In seismic data acquisition, the industry is facing a challenge to extend the implementation of temporal sampling principles to the spatial domain as the initial sampling interval in space impacts operational efficiency and is constrained by the availability of a sufficient number of sensors and the capacity and dynamic range of the recording instruments in addition to cost considerations. The use of single-sensor seismic acquisition has the potential to solve the aliasing problems associated with inadequate special sampling. This paper presents the reasoning behind conducting single-sensor 3D seismic surveys in onshore Kuwait and the quality of the results obtained.

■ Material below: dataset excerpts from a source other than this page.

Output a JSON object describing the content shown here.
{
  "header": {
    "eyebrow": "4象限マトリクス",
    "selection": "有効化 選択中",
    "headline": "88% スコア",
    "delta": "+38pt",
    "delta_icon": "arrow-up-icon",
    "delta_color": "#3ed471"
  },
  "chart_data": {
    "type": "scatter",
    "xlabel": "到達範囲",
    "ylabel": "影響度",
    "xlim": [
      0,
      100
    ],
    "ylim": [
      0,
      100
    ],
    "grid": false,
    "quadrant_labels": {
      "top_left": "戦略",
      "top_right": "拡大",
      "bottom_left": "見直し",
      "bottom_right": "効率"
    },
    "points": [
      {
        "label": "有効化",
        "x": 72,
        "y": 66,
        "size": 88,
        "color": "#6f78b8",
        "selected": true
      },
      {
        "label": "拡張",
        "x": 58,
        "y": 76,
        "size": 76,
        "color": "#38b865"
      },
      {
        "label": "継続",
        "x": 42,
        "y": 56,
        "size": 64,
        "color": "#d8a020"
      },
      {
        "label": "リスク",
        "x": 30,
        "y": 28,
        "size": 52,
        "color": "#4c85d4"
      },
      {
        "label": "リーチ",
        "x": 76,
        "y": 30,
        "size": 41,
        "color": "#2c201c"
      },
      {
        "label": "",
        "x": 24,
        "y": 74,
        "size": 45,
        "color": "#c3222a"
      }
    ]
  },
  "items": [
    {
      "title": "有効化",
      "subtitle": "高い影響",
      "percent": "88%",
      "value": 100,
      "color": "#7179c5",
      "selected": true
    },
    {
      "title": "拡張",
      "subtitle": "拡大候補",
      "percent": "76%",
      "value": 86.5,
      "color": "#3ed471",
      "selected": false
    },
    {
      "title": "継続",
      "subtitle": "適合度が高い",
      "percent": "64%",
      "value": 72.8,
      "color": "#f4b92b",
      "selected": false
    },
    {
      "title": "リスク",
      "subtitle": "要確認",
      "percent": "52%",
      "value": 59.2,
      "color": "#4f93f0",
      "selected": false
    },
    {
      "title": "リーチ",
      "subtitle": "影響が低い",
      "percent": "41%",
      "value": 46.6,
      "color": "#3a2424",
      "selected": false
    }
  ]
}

The seismic wavefield arriving to the surface is the net result of all distortions affecting the wavefield during its travel in the subsurface. This wavefield, ideally, should be properly sampled temporally and spatially in the receiver, source, offset and CDP domains. In 3D conventional land data acquisition, the wavefield arriving to the surface is only sampled at its intersections with receivers configured in an array. Marschall (1999) defined nominal 3D full fold acquisition in 3D land acquisition as the case in which the surface acquisition template consists of square grids. An active receiver is located at each grid point within a square with side-length equal to a single receiver line and the source at the center. Roll-along in x- and y-directions is with increment of one grid point. This scheme is intended to be the theoretical reference against which other schemes are to be evaluated. Ongkiehong et al. (1988) defined universal land acquisition as a scheme in which we are not forced to commit to a final processing and/or interpretation sampling grid during the acquisition process, but have the ability to change the processing/interpretation bin dimensions at various later times and called this “uncommitted acquisition”, i.e., in the field no irreversible step should be carried out such as group forming by conventional arrays. Several other authors have also discussed issues relating to acquisition to better sample the seismic wavefield and improve data resolution. Conventional land 3D seismic using arrays acquired in Kuwait had shot and receiver arrays having a length of 50m. Consequently, the surface spatial sampling interval is equal to this length. Such array forming in the field by straight analog summation provides suboptimal performance in signal preservation and in antialias filtering. Their responses are distorted by the presence of intra-array perturbations and seismic data quality is adversely affected. Residual ground-roll will alias and consequently will not be effectively removed in processing. Intra-array perturbations are differences in amplitude, phase and timing between the different elements of an array. Intra-group statics, coupling, amplitude and phase variations, near-surface inhomogeneities, geophone sensitivity, dead sensors, polarity reversals, irregular spatial sampling, position errors, etc. cause these differences.
Single-sensor seismic data acquisition has the potential to achieve 3D full fold uncommitted land seismic, which can reduce the above-mentioned perturbations and solve the aliasing problems associated with inadequate special sampling and consequently improve the quality of seismic data.